Tellingly, though, we received a fair amount of private, back-channel support. A number of NGO staff, for example, contacted us to say things like, ‘I know growth has to be challenged but we can’t do it [at x organization], it’s too radical’.
It’s impossible to know from the data we were able to gather how prevalent these opinions are, but it is safe to say we have a long way to go before the political mainstream develops the desire or the imagination to confront the deeper cultural logics that keep us locked into our current path to almost-certain environmental ruin and various forms of civilizational collapse that may ensue.
This does not mean that there are two binary options for historical perspective – the rationalist, linear Western perspective versus the holistic, cultural perspective that accounts for the deep logic to which our rules and laws give daily power.
What we are saying is that without understanding the latter, we will be forever locked in by the very logic we are trying to change.

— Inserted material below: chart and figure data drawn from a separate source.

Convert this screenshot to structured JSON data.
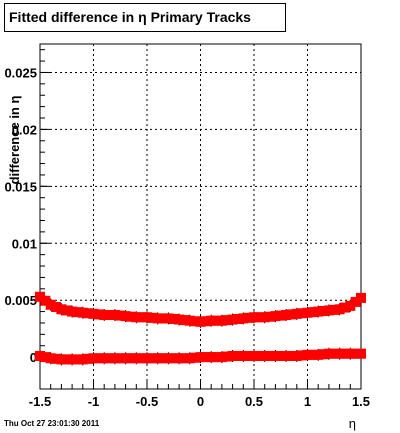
{
  "chart_data": {
    "type": "scatter",
    "title": "Fitted difference in  η  Primary Tracks",
    "xlabel": "η",
    "ylabel": "difference in η",
    "xlim": [
      -1.5,
      1.5
    ],
    "ylim": [
      -0.0028,
      0.0275
    ],
    "x_ticks": [
      -1.5,
      -1,
      -0.5,
      0,
      0.5,
      1,
      1.5
    ],
    "x_tick_labels": [
      "-1.5",
      "-1",
      "-0.5",
      "0",
      "0.5",
      "1",
      "1.5"
    ],
    "y_ticks": [
      0,
      0.005,
      0.01,
      0.015,
      0.02,
      0.025
    ],
    "y_tick_labels": [
      "0",
      "0.005",
      "0.01",
      "0.015",
      "0.02",
      "0.025"
    ],
    "grid": true,
    "marker_color": "#ff0000",
    "series": [
      {
        "x": [
          -1.5,
          -1.4,
          -1.3,
          -1.2,
          -1.1,
          -1.0,
          -0.9,
          -0.8,
          -0.7,
          -0.6,
          -0.5,
          -0.4,
          -0.3,
          -0.2,
          -0.1,
          0.0,
          0.1,
          0.2,
          0.3,
          0.4,
          0.5,
          0.6,
          0.7,
          0.8,
          0.9,
          1.0,
          1.1,
          1.2,
          1.3,
          1.4,
          1.5
        ],
        "y": [
          0.0053,
          0.0046,
          0.0042,
          0.004,
          0.0039,
          0.0038,
          0.0037,
          0.0037,
          0.0036,
          0.0035,
          0.0035,
          0.0034,
          0.0034,
          0.0033,
          0.0032,
          0.0031,
          0.0032,
          0.0032,
          0.0033,
          0.0034,
          0.0035,
          0.0035,
          0.0036,
          0.0037,
          0.0038,
          0.0039,
          0.004,
          0.0041,
          0.0042,
          0.0045,
          0.0052
        ]
      },
      {
        "x": [
          -1.5,
          -1.4,
          -1.3,
          -1.2,
          -1.1,
          -1.0,
          -0.9,
          -0.8,
          -0.7,
          -0.6,
          -0.5,
          -0.4,
          -0.3,
          -0.2,
          -0.1,
          0.0,
          0.1,
          0.2,
          0.3,
          0.4,
          0.5,
          0.6,
          0.7,
          0.8,
          0.9,
          1.0,
          1.1,
          1.2,
          1.3,
          1.4,
          1.5
        ],
        "y": [
          0.0001,
          -0.0001,
          -0.0002,
          -0.0002,
          -0.0002,
          -0.0001,
          -0.0001,
          -0.0001,
          -0.0001,
          -0.0001,
          -0.0001,
          -0.0001,
          -0.0001,
          -0.0001,
          -0.0001,
          0.0,
          0.0,
          0.0,
          0.0001,
          0.0001,
          0.0001,
          0.0001,
          0.0001,
          0.0001,
          0.0001,
          0.0002,
          0.0002,
          0.0003,
          0.0003,
          0.0003,
          0.0003
        ]
      }
    ]
  },
  "footer": {
    "timestamp": "Thu Oct 27 23:01:30 2011"
  }
}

Culture hacking requires an expanded field of vision that includes a broad range of perspectives not traditionally found around the activism table, and that revels in the non-linear complexity that is the defining characteristic of culture.
In order for us to achieve lasting, structural change, a new generation of activists armed with the tools of culture hacking will have to deconstruct and de-programme the dominant modes of action and analysis. As we bear witness to all the changes that we are seeing in the outside world, a critical battleground will be our own conceptions of how activism works.